We hebben allebei nodig: een gewoon leger en een burgermacht.
Kritiek op de plannen is er ook. Want terwijl de minister van Defensie zegt een miljard euro uit te willen trekken voor de oprichting van dit vrijwilligersleger, kan dat geld volgens critici beter aan reguliere manschappen of modernisering van het materieel worden gespendeerd. "Het is zeker zo dat het vrijwilligersleger voor de regering op dit moment op de eerste plaats komt, nog voor de behoeften van het gewone leger", zegt militair expert Juliusz Sabak. Maar volgens hem moet het burgerleger vooral gezien worden als een aanvulling op de Poolse landmacht.
"Ze zullen vooral achter de frontlinie actief zijn. Met het verzorgen van gewonden, bevoorrading, of het vechten tegen speciale eenheden die achter de frontlinie worden gedropt.
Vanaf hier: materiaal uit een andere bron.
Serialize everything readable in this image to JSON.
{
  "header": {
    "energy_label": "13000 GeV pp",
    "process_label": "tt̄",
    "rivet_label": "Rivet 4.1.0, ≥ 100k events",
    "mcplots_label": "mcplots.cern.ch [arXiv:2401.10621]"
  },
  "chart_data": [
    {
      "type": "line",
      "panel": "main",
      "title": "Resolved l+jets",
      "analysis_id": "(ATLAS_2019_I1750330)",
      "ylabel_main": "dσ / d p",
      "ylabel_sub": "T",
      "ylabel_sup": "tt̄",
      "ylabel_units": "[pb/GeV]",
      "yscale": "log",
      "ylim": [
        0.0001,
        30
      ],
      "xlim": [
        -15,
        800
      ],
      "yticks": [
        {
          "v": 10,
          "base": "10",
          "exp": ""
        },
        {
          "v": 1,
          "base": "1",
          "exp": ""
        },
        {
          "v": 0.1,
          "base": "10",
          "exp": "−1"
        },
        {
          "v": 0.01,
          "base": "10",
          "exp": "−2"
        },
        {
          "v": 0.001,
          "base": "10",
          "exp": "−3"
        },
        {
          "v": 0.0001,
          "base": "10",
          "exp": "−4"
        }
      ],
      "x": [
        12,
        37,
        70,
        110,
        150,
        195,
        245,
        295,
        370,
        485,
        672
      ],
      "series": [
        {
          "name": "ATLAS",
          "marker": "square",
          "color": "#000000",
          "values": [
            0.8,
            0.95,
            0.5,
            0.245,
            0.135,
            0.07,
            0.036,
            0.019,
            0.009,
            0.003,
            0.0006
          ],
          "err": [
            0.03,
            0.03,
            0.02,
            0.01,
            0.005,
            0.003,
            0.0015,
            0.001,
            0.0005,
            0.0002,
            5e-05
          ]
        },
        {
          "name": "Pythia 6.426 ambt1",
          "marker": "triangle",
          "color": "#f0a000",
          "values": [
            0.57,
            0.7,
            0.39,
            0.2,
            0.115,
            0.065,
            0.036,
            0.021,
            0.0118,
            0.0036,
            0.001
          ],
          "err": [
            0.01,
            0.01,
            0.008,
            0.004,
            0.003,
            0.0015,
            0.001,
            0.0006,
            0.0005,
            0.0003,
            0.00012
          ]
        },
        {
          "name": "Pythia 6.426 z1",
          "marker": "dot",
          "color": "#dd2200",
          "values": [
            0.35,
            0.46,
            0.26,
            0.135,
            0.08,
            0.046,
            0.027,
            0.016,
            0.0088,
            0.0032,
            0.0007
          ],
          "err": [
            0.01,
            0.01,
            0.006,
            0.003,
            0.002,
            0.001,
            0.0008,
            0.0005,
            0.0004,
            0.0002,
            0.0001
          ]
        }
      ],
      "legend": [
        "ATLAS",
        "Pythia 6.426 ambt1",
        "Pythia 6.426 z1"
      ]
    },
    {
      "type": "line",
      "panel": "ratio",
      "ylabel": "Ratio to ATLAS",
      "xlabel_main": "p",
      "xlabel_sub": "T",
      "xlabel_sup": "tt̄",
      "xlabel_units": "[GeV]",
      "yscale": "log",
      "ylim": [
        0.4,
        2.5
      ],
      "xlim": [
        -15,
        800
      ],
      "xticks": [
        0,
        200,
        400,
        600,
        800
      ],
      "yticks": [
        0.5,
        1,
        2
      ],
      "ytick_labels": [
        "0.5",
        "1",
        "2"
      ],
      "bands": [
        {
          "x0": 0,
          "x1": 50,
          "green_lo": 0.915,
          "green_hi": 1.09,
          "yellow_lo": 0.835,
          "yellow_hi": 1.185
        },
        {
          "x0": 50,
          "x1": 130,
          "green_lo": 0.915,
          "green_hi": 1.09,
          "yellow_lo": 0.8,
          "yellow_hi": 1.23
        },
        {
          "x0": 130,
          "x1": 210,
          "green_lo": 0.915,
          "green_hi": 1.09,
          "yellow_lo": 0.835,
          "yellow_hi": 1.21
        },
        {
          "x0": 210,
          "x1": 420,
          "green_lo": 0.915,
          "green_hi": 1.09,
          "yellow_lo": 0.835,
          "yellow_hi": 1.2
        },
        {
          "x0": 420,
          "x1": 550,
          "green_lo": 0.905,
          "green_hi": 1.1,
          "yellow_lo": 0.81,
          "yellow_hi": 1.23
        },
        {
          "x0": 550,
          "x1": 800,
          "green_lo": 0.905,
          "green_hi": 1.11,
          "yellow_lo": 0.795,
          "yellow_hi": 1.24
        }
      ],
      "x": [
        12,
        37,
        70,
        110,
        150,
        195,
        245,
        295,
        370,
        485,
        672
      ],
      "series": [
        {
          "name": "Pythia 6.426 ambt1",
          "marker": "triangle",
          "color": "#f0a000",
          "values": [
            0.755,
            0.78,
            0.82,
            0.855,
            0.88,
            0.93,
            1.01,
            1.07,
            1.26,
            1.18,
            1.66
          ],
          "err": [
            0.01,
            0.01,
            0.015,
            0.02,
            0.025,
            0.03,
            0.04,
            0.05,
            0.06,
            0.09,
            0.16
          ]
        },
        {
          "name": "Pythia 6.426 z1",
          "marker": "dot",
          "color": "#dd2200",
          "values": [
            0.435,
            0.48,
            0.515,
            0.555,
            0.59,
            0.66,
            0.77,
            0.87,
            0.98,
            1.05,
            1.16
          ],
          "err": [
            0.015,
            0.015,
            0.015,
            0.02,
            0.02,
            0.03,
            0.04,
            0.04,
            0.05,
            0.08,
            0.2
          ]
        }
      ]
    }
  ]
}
In deze tijden van hybride oorlogsvoering hebben we allebei nodig, een gewoon leger en een burgermacht."
Dan is er nog de angst dat het burgerleger niet alleen wordt opgeleid voor een mogelijk conflict met Rusland, maar ook ingezet gaat worden bij binnenlandse conflicten. Volgens Sabak is ook die angst onterecht. "Het plan voor een vrijwilligersleger was er ook al onder andere regeringen. Daarbij gaat het nog jaren duren voor ze getraind en actief zijn, nog zeker drie jaar."
In Urle hebben ze die tijd ook nog wel nodig. De jongens lopen in formatie door het bos. De vijand is daar, schreeuwt de voorste. Twee jongens vallen op de grond en beginnen te schieten, de anderen lopen alle kanten op.
Maar aan zelfreflectie is in Polen geen gebrek: "Ik heb niet zo'n hoge dunk van onze eenheid. Voorlopig zie ik ons nog niet vechten tegen een professioneel leger. Maar uiteindelijk zullen we in staat zijn om het vaderland en de burgerbevolking te beschermen."